O advogado aponta que, diante disso, o mandado de prisão não poderia ter sido expedido. “Teoricamente, não poderia ter havido a expedição do mandado de prisão, até porque o despacho do juiz da 3ª Vara é a expedição do mandado de prisão para a expedição da guia de recolhimento, só que a guia de recolhimento já existe”.

Diante disso, a defesa ressalta que entrou com os recursos adequados e solicitou ao magistrado de Santana do Ipanema a revogação da prisão. Já à 16ª Vara, na qual o titular é o juiz Braga Neto, foi requisitada a declaração da unificação das penas e ao TJ a resolução do conflito com a revogação do mandado de prisão expedido por Leandro Folly.

“O que será feito agora vai depender da interpretação do Tribunal de Justiça. Considerando que já há a execução na 16ª Vara, o ex-tenente-coronel já vem há mais de 20 anos em cumprimento ininterrupto de pena.
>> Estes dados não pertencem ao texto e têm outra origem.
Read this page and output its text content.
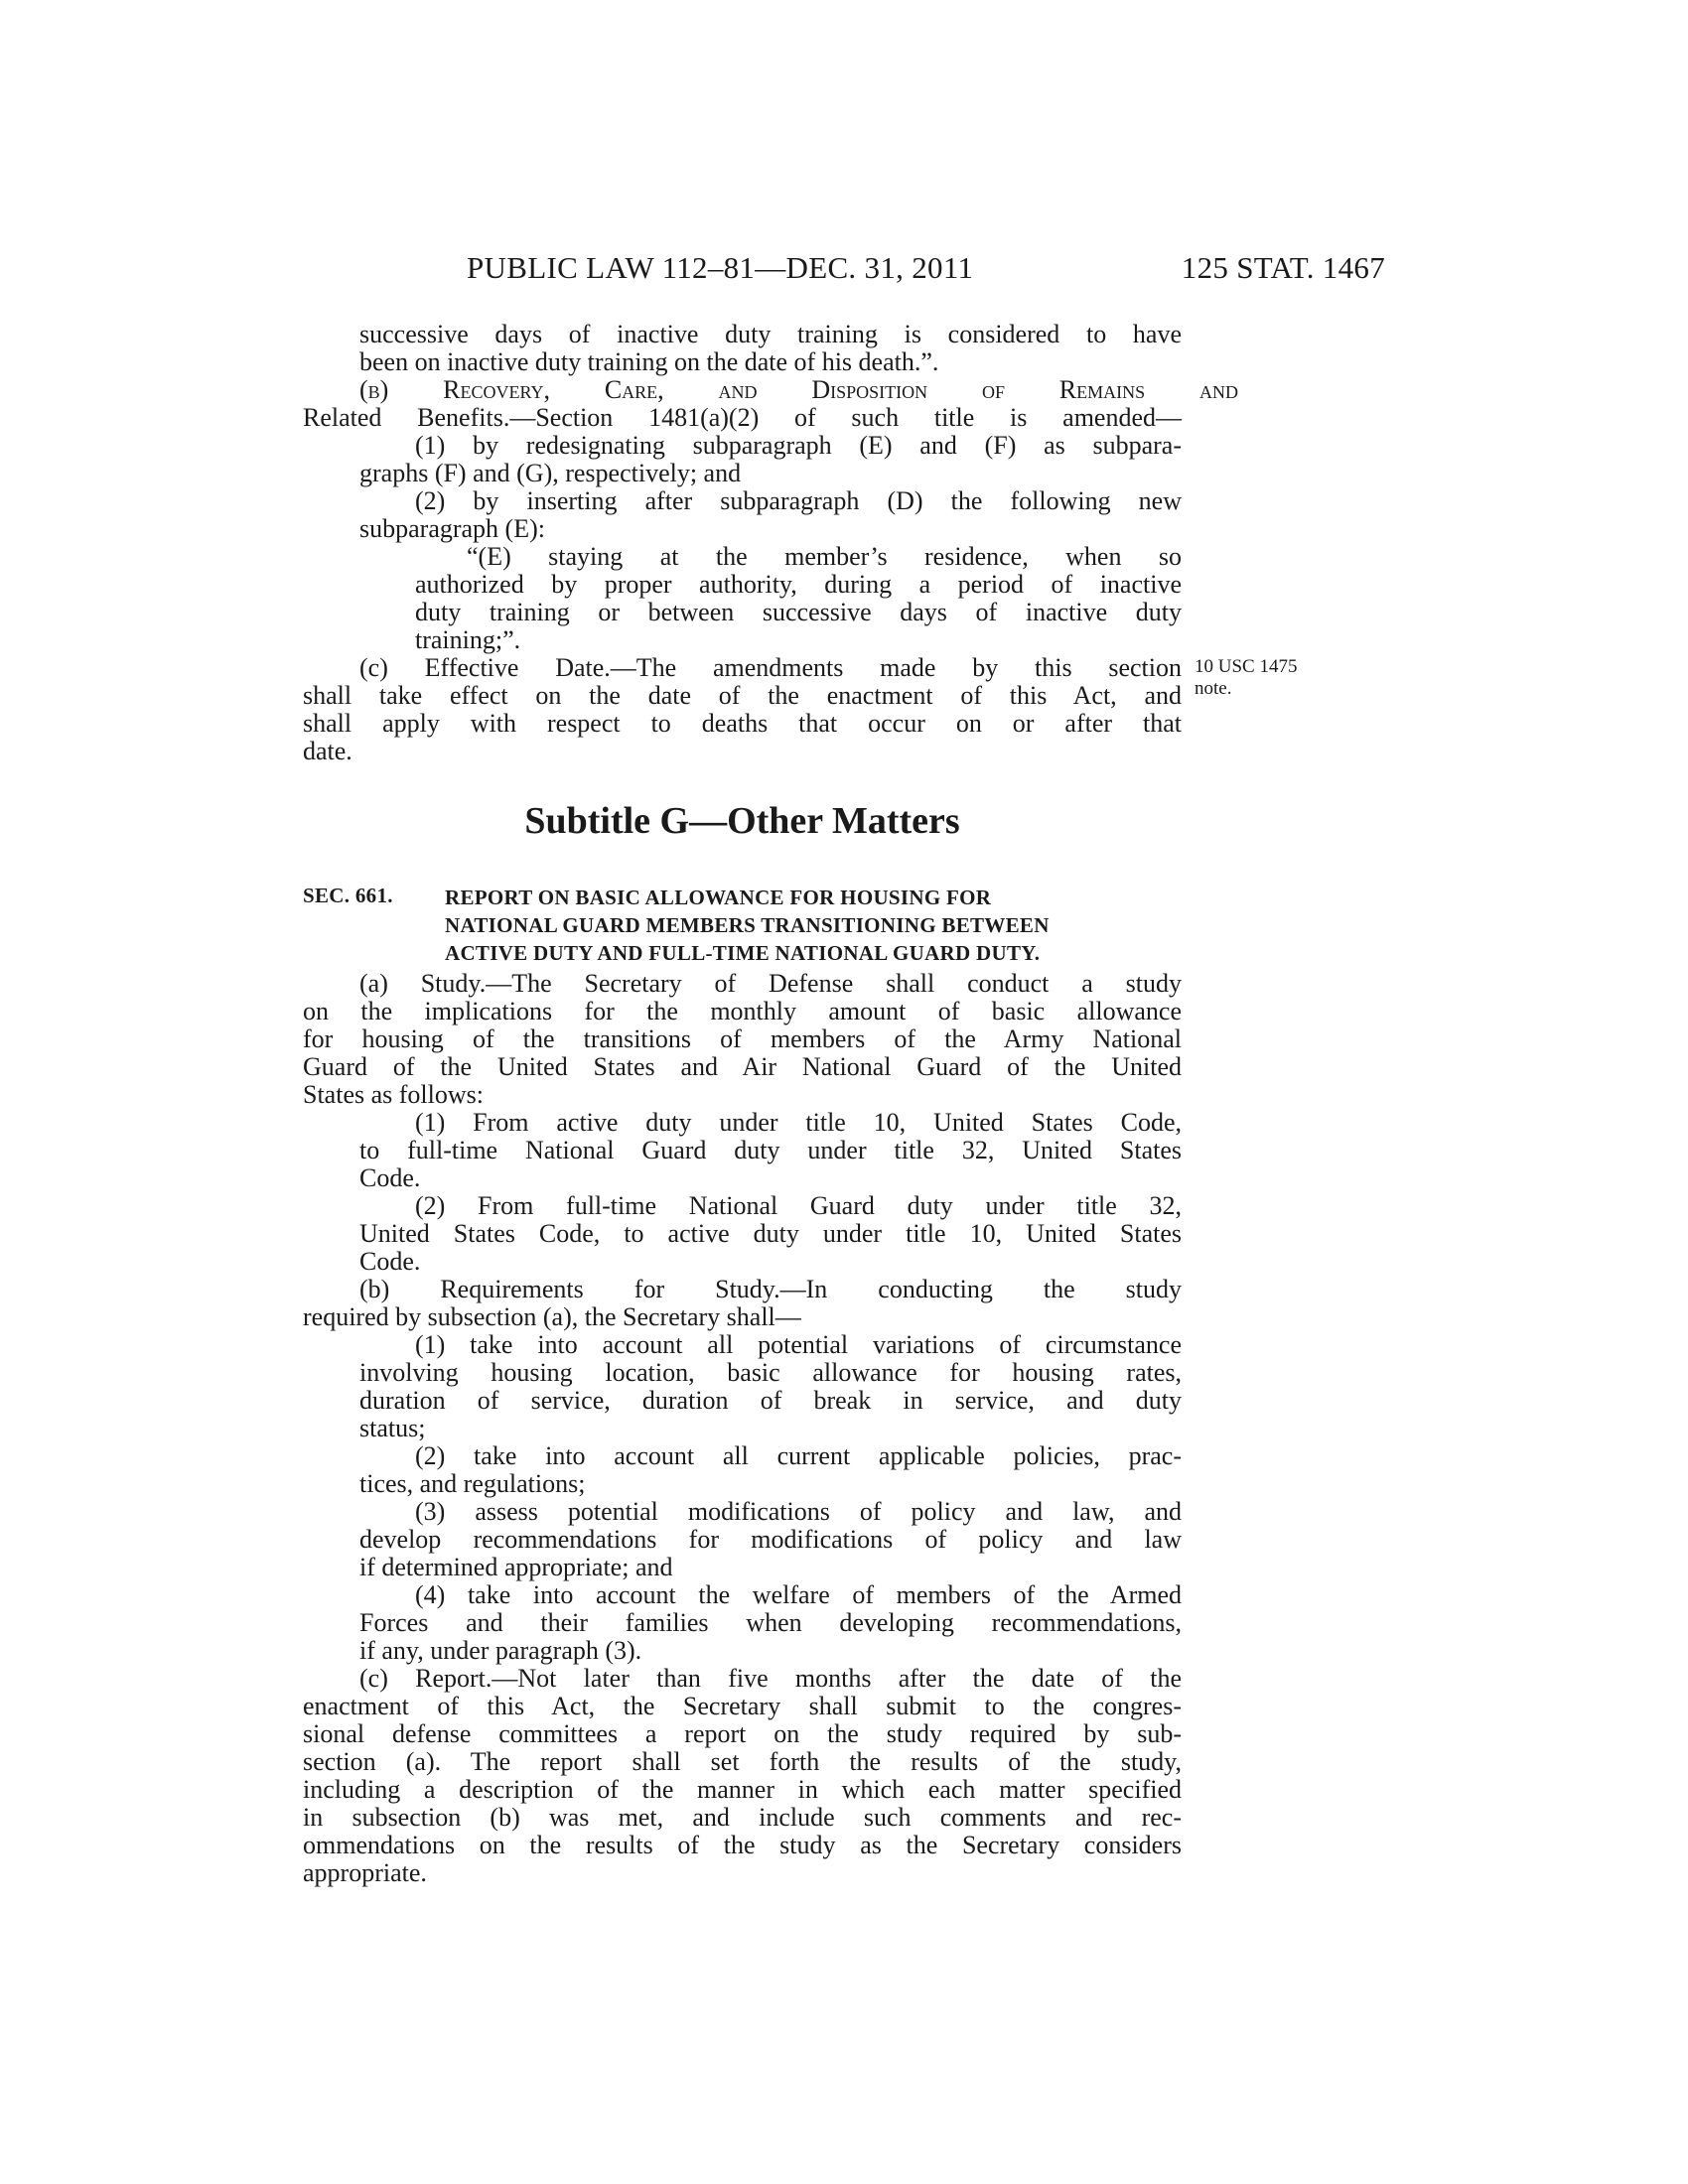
PUBLIC LAW 112–81—DEC. 31, 2011	125 STAT. 1467
successive days of inactive duty training is considered to have
been on inactive duty training on the date of his death.”.
(b) Recovery, Care, and Disposition of Remains and
Related Benefits.—Section 1481(a)(2) of such title is amended—
(1) by redesignating subparagraph (E) and (F) as subpara-
graphs (F) and (G), respectively; and
(2) by inserting after subparagraph (D) the following new
subparagraph (E):
“(E) staying at the member’s residence, when so
authorized by proper authority, during a period of inactive
duty training or between successive days of inactive duty
training;”.
(c) Effective Date.—The amendments made by this section
shall take effect on the date of the enactment of this Act, and
shall apply with respect to deaths that occur on or after that
date.
10 USC 1475
note.
Subtitle G—Other Matters
SEC. 661. REPORT ON BASIC ALLOWANCE FOR HOUSING FOR
NATIONAL GUARD MEMBERS TRANSITIONING BETWEEN
ACTIVE DUTY AND FULL-TIME NATIONAL GUARD DUTY.
(a) Study.—The Secretary of Defense shall conduct a study
on the implications for the monthly amount of basic allowance
for housing of the transitions of members of the Army National
Guard of the United States and Air National Guard of the United
States as follows:
(1) From active duty under title 10, United States Code,
to full-time National Guard duty under title 32, United States
Code.
(2) From full-time National Guard duty under title 32,
United States Code, to active duty under title 10, United States
Code.
(b) Requirements for Study.—In conducting the study
required by subsection (a), the Secretary shall—
(1) take into account all potential variations of circumstance
involving housing location, basic allowance for housing rates,
duration of service, duration of break in service, and duty
status;
(2) take into account all current applicable policies, prac-
tices, and regulations;
(3) assess potential modifications of policy and law, and
develop recommendations for modifications of policy and law
if determined appropriate; and
(4) take into account the welfare of members of the Armed
Forces and their families when developing recommendations,
if any, under paragraph (3).
(c) Report.—Not later than five months after the date of the
enactment of this Act, the Secretary shall submit to the congres-
sional defense committees a report on the study required by sub-
section (a). The report shall set forth the results of the study,
including a description of the manner in which each matter specified
in subsection (b) was met, and include such comments and rec-
ommendations on the results of the study as the Secretary considers
appropriate.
O tribunal, considerando que já existe a execução, pode anular esse mandado pela ilegalidade, então ele não esteve na condição de foragido”, diz Rossemy Doso.

Segundo ele, a defesa aguarda também a avaliação, por parte da comarca, da unificação de penas. “O dr. Braga Neto [da Vara de Execuções Penais] vai unificar essa pena nos termos do artigo 111 da Lei de Execuções e, nesse momento, usará o tempo cumprido para determinar o regime de cumprimento de pena. Nesse regime o juiz estabelecerá se volta para o fechado ou semiaberto”.

O que ocorre, porém, é que, mesmo com a unificação das penas, o ex-tenente-coronel já teria cumprido o determinado em regime fechado. “Mesmo com o total de pena unificado, o ex-tenente-coronel teria que cumprir 1/6 em regime fechado, o que daria pouco mais de 13 anos. Ocorre que ele já tinha cumprido antes mais de 15 anos. Por questões burocráticas, ele passou mais tempo preso do que deveria”.

O advogado acrescenta ainda que uma resolução tanto do Tribunal de Justiça quanto do magistrado em 1º grau pode sair a qualquer momento. Rossemy aponta que Cavalcante, que ao todo foi condenado a 82 anos e 10 meses, continua cumprindo pena conforme sua progressão, sem quebra do regime.

Apontando o equívoco, a defesa evita falar em inocência do ex-militar. “Não seria uma questão de inocência, mas de justiça processual, de cumprimento da Lei de Execuções Penais, que determina que, uma vez iniciado o processo, ele deve ser unificado e aí estabelecido o regime. O que temos nesse momento é um equívoco em relação à expedição de um mandado de prisão”, destaca.

Manoel Cavalcante é acusado de envolvimento em várias ações ilegais e chegou a ser preso em 1998, sendo libertado em 2012. A gangue fardada era formada, em sua maioria, por policiais e ex-policiais militares, tendo sido responsável por uma série de crimes ocorridos nas décadas de 1980 e 1990, como homicídios, assaltos e sequestros.